Quando escrevo sobre teatro não é porque sou crítico, antes tenho o hábito de tecer somente sobre o que gostei, porque deixo aos críticos a tarefa que lhes cabe. Mas sábado fui ao Teatro Prudential, antigo Adolfo Bloch, assistir “Piaf & Brecht, a vida em vermelho”, com Letícia Sabatella e Fernando Alves Pinto. A junção que pelo inusitado nos traz grandes expectativas, o encontro entre a razão e a emoção, mas o espetáculo entrega menos do que promete.

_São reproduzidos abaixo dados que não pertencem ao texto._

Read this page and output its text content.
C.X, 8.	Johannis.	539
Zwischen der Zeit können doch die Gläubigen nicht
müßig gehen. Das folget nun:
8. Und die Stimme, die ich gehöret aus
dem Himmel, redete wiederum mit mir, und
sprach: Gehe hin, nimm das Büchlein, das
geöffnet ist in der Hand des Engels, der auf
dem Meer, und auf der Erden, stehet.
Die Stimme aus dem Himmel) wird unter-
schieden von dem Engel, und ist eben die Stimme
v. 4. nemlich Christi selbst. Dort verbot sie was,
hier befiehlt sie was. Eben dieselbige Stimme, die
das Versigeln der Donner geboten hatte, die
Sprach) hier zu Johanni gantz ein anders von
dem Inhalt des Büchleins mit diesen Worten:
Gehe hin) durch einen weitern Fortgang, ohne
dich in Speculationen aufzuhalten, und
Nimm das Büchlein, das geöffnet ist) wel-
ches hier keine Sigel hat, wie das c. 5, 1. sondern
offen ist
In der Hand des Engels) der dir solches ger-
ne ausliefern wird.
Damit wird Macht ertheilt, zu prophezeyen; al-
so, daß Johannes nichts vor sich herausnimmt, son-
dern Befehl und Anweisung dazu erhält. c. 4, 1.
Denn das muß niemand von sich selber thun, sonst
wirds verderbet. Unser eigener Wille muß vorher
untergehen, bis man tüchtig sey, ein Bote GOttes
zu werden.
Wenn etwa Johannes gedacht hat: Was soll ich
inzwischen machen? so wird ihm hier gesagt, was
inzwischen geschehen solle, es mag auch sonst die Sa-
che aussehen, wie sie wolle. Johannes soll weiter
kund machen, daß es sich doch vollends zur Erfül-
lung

Ele propõe uma brincadeira que a plateia não entende e se entende não embarca. O texto diz que se trata de um ensaio e propõe um concurso para um futuro espetáculo, como uma disputa num programa de auditório. A plateia deverá decidir depois de ouvir as histórias e as canções de Edith Piaf e Bertolt Brecht, qual delas deverá ser encenada, como se a plateia não conhecesse, ou tivesse dúvidas sobre a criação dos dois artistas.

A partir dessa proposta começam os equívocos, porque a direção em vez de aliviar, exacerba os defeitos do texto, inclusive com cenas de plateias desnecessárias. As músicas todos conhecem e estão bem executadas, Sabatella está bem e dá o recado quando canta, mas de resto as coisas ficam a desejar.

No momento mais dramático da peça, quando Piaf recebe a notícia da morte do grande amor de sua vida, o pugilista Marcel Cerdan, em desastre de avião, a direção põe a atriz no centro do palco para cantar "Hino ao Amor", mas antes de chegar ao meio da música Sabatella/Piaf se recusa a continuar porque não deve mandar sobre a plateia tanta emoção, naturalmente seguindo o conceito de distanciamento brechtiano, onde o espectador deve se distanciar da emoção para ter a devida percepção crítica sobre o que assiste. Neste momento o ator/Brecht exige que ela termine a música, mas a atriz foge para a plateia, o ator vai atrás e a traz amarrada numa corda, coloca-a na cadeira e diz: "você vai cantar porque já pagamos ao ECAD."

Bom, se era para fugir da emoção e fazer piadas tão bobas, porque juntar Piaf e Brecht? Mas aí vem a resposta da plateia, ao fim de todas as músicas anteriormente executadas a plateia havia aplaudido espontaneamente. Nessa da corda a plateia não aplaudiu, o que exigiu que o ator pedisse o aplauso. Ele achou que deveríamos aplaudir. Achou (contrariando Brecht) que não deveríamos ter senso crítico.

Assim vão se acumulando os equívocos, Sabatella oferece o microfone para as pessoas que só queriam ouvi-la, não estavam ali para participar de um programa de auditório, pelo menos, não foram seduzidas em nenhum momento para aquilo. Permaneciam todas burguesamente esperando o que vinha do palco.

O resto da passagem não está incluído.